Aphidinea

Aphidinea

 

a superfamily of herbivorous insects of the order Homoptera. The body length ranges from 0.5 mm to 6 mm. Winged aphids have two pairs of identical wings with a sparse network of veins. The mouth parts include a sharp stylet used for sucking. Development involves incomplete metamorphosis. The body coverings are thin, often with a downy or a waxy coating. Aphids feed on the juices of conifers and angiospermous plants and sometimes of ferns. The stings of many species may produce deformed proliferations of plant tissues (galls) or lead to twisting, thickening, wrinkling, and bending of the plant, as well as impeded growth. Many species of aphids select a specific plant species as host, and even a specific part of the plant.

The order is divided into 12 families, which include approximately 2,500 species. Aphids are distributed mainly in temperate latitudes. In the tropics and in high latitudes they are rarer and have less diversity of species. More than 800 species are known in the USSR. The insects live in dense or scattered colonies, producing as many as 20 generations a year.

The life cycle of aphids is often complex. The insects may be parthenogenetic, ovoviviparous, or viviparous. The roles of males and females change from generation to generation, and in some species males are rare or absent. Many species have alternating winged and wingless generations. Certain aphids migrate from one plant, the primary host, to another plant, the summer host, in a manner similar to the change of hosts in parasites. Such heteroecious aphids usually winter on the primary host, where the fertilized females deposit their eggs. In the spring the eggs yield wingless stem-mothers that give birth to winged offspring. The winged females, which are called spring migrants, fly over to the summer host, where a succession of parthenogenetic generations develops. The dioecious individuals of both sexes that are then born fly over to a plant of the same species as the primary host.

In some species of heteroecious aphids, the species of the primary host disappeared during the glacial period, and the insects were preserved only on the summer hosts. In the primary hosts, aphids mainly feed on the above-ground parts of the plants, while in the summer hosts they often also feed on the roots.

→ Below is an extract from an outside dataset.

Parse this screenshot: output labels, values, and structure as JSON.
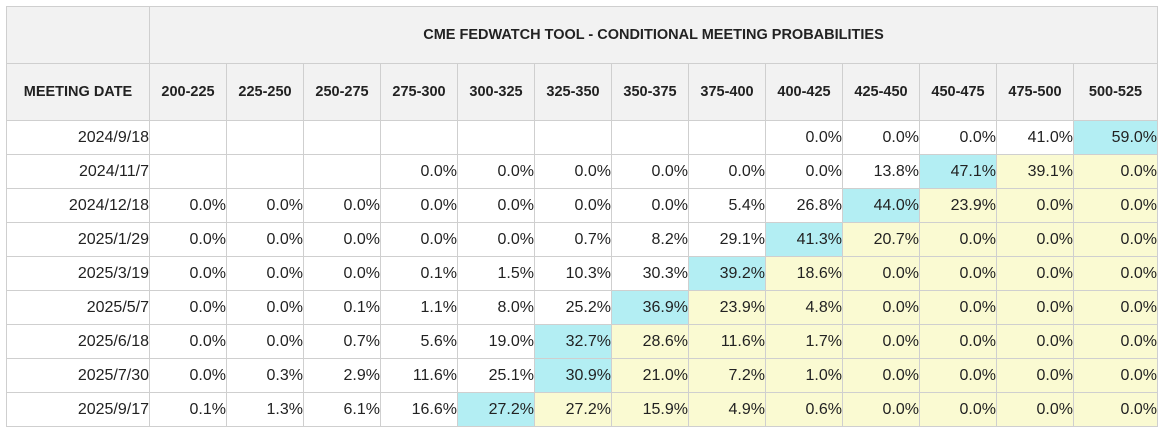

Many aphids are serious pests of cultivated plants, for example, the melon, pea, and cabbage aphids, plant lice (Phylloxeridae), rosy and wooly apple aphids, and the sugar beet root aphid, green peach aphid, snowball aphid, and English grain aphid. On the other hand, the galls formed by the insects on pistachio and sumac yield valuable dyes and tannins. A sugary liquid secreted by aphids and called honeydew is consumed as food by ants, which protect the aphids. There are myrmecophilous aphids that live in ants’ nests. The honeydew is also gathered by bees.

REFERENCES

Mordvilko, A. K. Aphidodea, fases. 1–2. Petrograd, 1914–19. (Fauna Rossii i sopredel’nykh stran, vol. 1.)
Mordvilko, A. K. “Aphidodea—tli, ili rastitel’nye vshi.” In Opredelitel’ nasekomykh Evropeiskoi chasti SSSR. Moscow-Leningrad, 1948.
Börner, K. Europae centralis Aphides: Die Blattläuse Mitteleuropas, fases. 1–2. Weimar, 1952.